Der Chef der französischen Börsenaufsicht Autorité des Marchés Financiers (AMF), Michel Prada, äußerte sich in einem Gespräch mit der französischen Wirtschaftszeitung La Tribune und dem Handelsblatt kritisch gegenüber Allfinanzaufsichten. Damit wandte er sich indirekt gegen die Konstruktion der Bundesaufsicht BaFin.

PARIS. In der deutschen Behörde sind die Aufsichtsbehörden für Banken, Versicherer und die Wertpapiermärkte zusammengefasst; nach der neuen Konstruktion der französischen Aufsichtsbehörden sind diese Funktionen getrennt. Die AMF hat ihre neue Organisation gestern der Öffentlichkeit vorgestellt.

„Es ist besser, die Aufsicht über Finanzintermediäre wie Banken und Versicherer von der Aufsicht über die Finanzmärkte zu trennen, sonst kann es zu Interessenkonflikten kommen“, sagte Prada. Als möglichen Interessenkonflikt sieht der AMF-Chef, dass die Aufsichtsbehörden für die Risikoträger Banken und Versicherer lieber diskret handeln und mögliche Probleme hinter den Kulissen abwickeln wollen. Dagegen sei die Marktaufsicht daran interessiert, die Anleger rasch über die Finanzlage aller Emittenten zu informieren.

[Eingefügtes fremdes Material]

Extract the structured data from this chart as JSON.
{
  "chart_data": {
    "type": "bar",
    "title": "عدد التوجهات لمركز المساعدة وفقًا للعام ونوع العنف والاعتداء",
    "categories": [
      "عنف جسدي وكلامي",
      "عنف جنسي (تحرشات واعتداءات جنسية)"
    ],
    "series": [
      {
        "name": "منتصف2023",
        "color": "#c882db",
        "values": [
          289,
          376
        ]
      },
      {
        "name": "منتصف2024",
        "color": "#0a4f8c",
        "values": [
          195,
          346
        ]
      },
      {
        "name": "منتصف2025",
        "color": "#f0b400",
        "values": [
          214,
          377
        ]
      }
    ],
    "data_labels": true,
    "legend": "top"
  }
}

„Eine Allfinanzaufsicht lässt sich auch nicht wie die AMF mit einem Collège leiten, in dem alle wichtigen Entscheidungen getroffen werden“, sagte Prada. Auf Grund der Komplexität der Fragen sei die Leitung einer Allfinanzaufsicht gezwungen, wichtige Entscheidungen an die Fachabteilungen zu delegieren. Dies wertet Prada als Nachteil.

Eine Sprecherin der Bundesanstalt für Finanzdienstleistung (BaFin) kann die Kritik Pradas nicht nachvollziehen. „Die möglichen Interessenkonflikte sehe ich in dieser Form nicht; vielmehr bietet eine einheitliche Aufsicht eine Fülle an Synergie-Vorteilen“, sagte sie.

Seit vergangenem November sind in Frankreich die drei Vorläuferbehörden der Börsenaufsicht unter dem Dach der AMF vereinigt. Ihre Aufgabe besteht darin, die Anleger zu schützen, faire und schnelle Informationen sicherzustellen, Investmentprodukte wie Fonds zu überwachen und ein reibungsloses Funktionieren der Märkte sicherzustellen. Wichtigstes Gremium der AMF ist das 16-köpfige Collège, in dem Vertreter der Verfassungsorgane und der Finanzbranche sitzen.

Prada hält das französische Aufsichtssystem für „das beste der Welt.“ Als Beleg für diese Einschätzung führt er an, dass es bislang in Frankreich keine großen Finanzskandale à la Enron oder Parmalat gegeben hat.